**1. Is it okay to initialize all the weights to the same value as long as that value is selected randomly using He inititialization?**

No, definitely not. The idea of selecting all your weights from the +/- sqrt(6/(n_inputs+n_outputs)) interval is so that you will have an approximately equal variance of the inputs and outputs of that layer. If you set all the weights in a layer to the same value, you will have variance 0 which is not ideal.

**2. Is it okay to initialize the bias terms to 0?**

Yes, it will make no difference.

**3. Name three advantages of the ELU activation function over ReLU.**

- ELU gives a nice, smooth gradient for negative z values while the ReLU has gradient 0 if z<0.

- ELU has negative values when z<0, meaning that the average outputs will be close to 0. This will alleviate vanishing gradient problems.

- "Training time was reduced and the neural network performed better on the test set."

**4. In which cases would you want to use each of the following activation functions?**

- ELU: good for reducing the vanishing gradients problem

- leaky ReLU: if you notice that a lot of your neurons are "dying", simply changing the activation to leaky_ReLU may help.

- ReLU: the fastest of the options to compute, good if you want a very quick lightweight model.

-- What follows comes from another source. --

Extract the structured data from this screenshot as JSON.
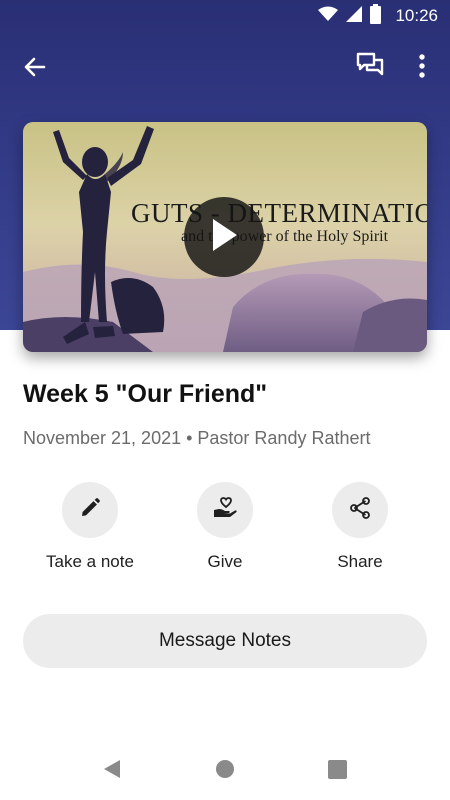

- tanh: same as logistic but goes between -1 and 1. Could be used as the output layer if you want a -1 definitely false, +1 definitely true kind of confidence scale.

- logistic: Could be used as the output layer if you want a 0 no idea, +1 definitely true kind of confidence scale.

- softmax: Used as the output layer in multi-class classification tasks. Chooses the highest probability score.

**5. What may happen if you set the momentum hyperparameter too close to 1 (e.g., 0.99999) when using the SGD optimizer?**

The algorithm will act almost like there is no friction and it may completely overshoot the global minimum.

**6. Name three ways you can produce a sparse model.**

1. Set a threshold value and any weights that are below that value are set to 0.

2. Use heavy l2 regularization to punish non-zero values.

3. Implement Follow the Regularized Leader regularization.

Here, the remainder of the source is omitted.